In multi-system configurations which have shared channels, control units, or devices, SET THROTTLE can be used to help prevent any one system from overutilizing the shared resources.
Information has been added to the QUERY FILEPOOL commands to provide byte file system performance information. In particular, byte file system counts and timings have been added to QUERY FILEPOOL REPORT and its subset, QUERY FILEPOOL COUNTER.
The following list describes fields in the virtual machine resource usage accounting record (type 01) that may be affected by performance changes in VM/ESA 2.1.0. The columns where the field is located are shown in parentheses.
- Milliseconds of processor time used (33-36)
- This is the total processor time charged to a user and includes both CP and emulation time. For most workloads, this should not change much as a result of the changes made in VM/ESA 2.1.0. Exception: CMS intensive workloads that make significant use of DIRLIST, DISCARD, NAMES, NOTE, RECEIVE, SENDFILE, TELL, and VMLINK, and/or Xedit macros such as ALL and SPLTJOIN. Such workloads can experience a significant reduction in total processor time arising from CMS's use of compiled REXX. Most of this decrease will be virtual processor time.
- Milliseconds of virtual processor time (37-40)
- This is the virtual time charged to a user. See the above discussion of total processor time.
- Requested virtual nonspooled I/O starts (49-52)
- This is a total count of requested starts.
All requests may not complete.
The value of this field could change, depending on the system I/O
characteristics, because of two changes made to CP:
- In previous releases, this counter was incremented for each real I/O done. This included the scenario where CP splits a virtual I/O into a separate real I/O for each cylinder involved. In VM/ESA 2.1.0, this counter will be incremented only once per virtual I/O.
- In the past, virtual I/Os eligible for minidisk caching, but not
satisfied from the minidisk cache, were not always being counted.
This has been corrected.
- Completed virtual nonspooled I/O starts (73-76)
- This is a total count of completed requests. The previous discussion of "requested virtual nonspooled I/O starts" also applies to this field.

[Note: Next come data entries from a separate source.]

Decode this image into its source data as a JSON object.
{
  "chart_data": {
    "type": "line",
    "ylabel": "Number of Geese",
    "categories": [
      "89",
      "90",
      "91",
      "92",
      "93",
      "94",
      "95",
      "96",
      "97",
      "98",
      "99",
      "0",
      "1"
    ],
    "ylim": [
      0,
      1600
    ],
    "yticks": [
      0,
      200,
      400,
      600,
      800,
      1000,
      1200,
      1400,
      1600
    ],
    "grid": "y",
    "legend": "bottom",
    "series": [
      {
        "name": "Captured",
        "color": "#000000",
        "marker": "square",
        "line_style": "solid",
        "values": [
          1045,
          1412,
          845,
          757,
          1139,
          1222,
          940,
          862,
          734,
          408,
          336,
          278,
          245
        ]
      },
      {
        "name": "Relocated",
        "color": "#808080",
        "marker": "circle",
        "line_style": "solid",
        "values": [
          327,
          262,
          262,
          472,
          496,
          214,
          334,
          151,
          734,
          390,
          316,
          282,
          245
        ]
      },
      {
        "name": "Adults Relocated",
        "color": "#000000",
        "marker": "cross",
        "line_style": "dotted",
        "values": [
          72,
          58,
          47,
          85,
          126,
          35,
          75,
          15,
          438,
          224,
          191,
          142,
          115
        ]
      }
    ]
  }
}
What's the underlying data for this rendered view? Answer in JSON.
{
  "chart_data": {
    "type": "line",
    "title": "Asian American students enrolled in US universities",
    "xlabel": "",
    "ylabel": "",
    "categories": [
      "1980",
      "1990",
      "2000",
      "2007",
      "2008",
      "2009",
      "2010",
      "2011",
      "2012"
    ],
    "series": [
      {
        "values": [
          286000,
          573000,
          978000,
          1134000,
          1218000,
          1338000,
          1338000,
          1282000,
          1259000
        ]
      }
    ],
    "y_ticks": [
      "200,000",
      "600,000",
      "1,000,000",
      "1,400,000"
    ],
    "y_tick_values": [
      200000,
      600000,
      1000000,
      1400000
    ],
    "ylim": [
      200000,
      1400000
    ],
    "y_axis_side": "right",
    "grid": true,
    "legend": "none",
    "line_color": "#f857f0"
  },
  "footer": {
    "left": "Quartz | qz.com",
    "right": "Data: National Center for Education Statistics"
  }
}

VM Performance Reporting Facility 1.2.1 (VMPRF) requires APAR VM59656 (PTF UM27312) to run on VM/ESA 2.1.0. VMPRF at this service level includes the following functional enhancements:
- 3990-6 cache controller support
- RAMAC support
- LE/370 support
- page active and limit list data have been added to the state sample reports
Realtime Monitor VM/ESA 1.5.2 (RTM/ESA) requires APAR GC05374 (PTF UG03792) to run on VM/ESA 2.1.0. It can be run on CMS11 (or earlier) in 370 mode or on CMS12 in XA mode with CMS370AC on. If it was built on CMS12 and is run on CMS12, it will set CMS370AC on. RTM/ESA at this service level can be built using HLASM Release 2. Support for RAMAC DASD has been added.
Performance Analysis Facility/VM 1.1.3 (VMPAF) will run on VM/ESA 2.1.0 with the same support as VM/ESA 1.2.2.
(1) Minidisk caching considers a track to be in standard format when it meets certain criteria. For example, all DASD records on the track must have the same length and an integral number of these records must fit into a 4KB page. There are other criteria as well; for a complete definition of standard format, see the minidisk caching chapter in VM/ESA CP Diagnosis Reference.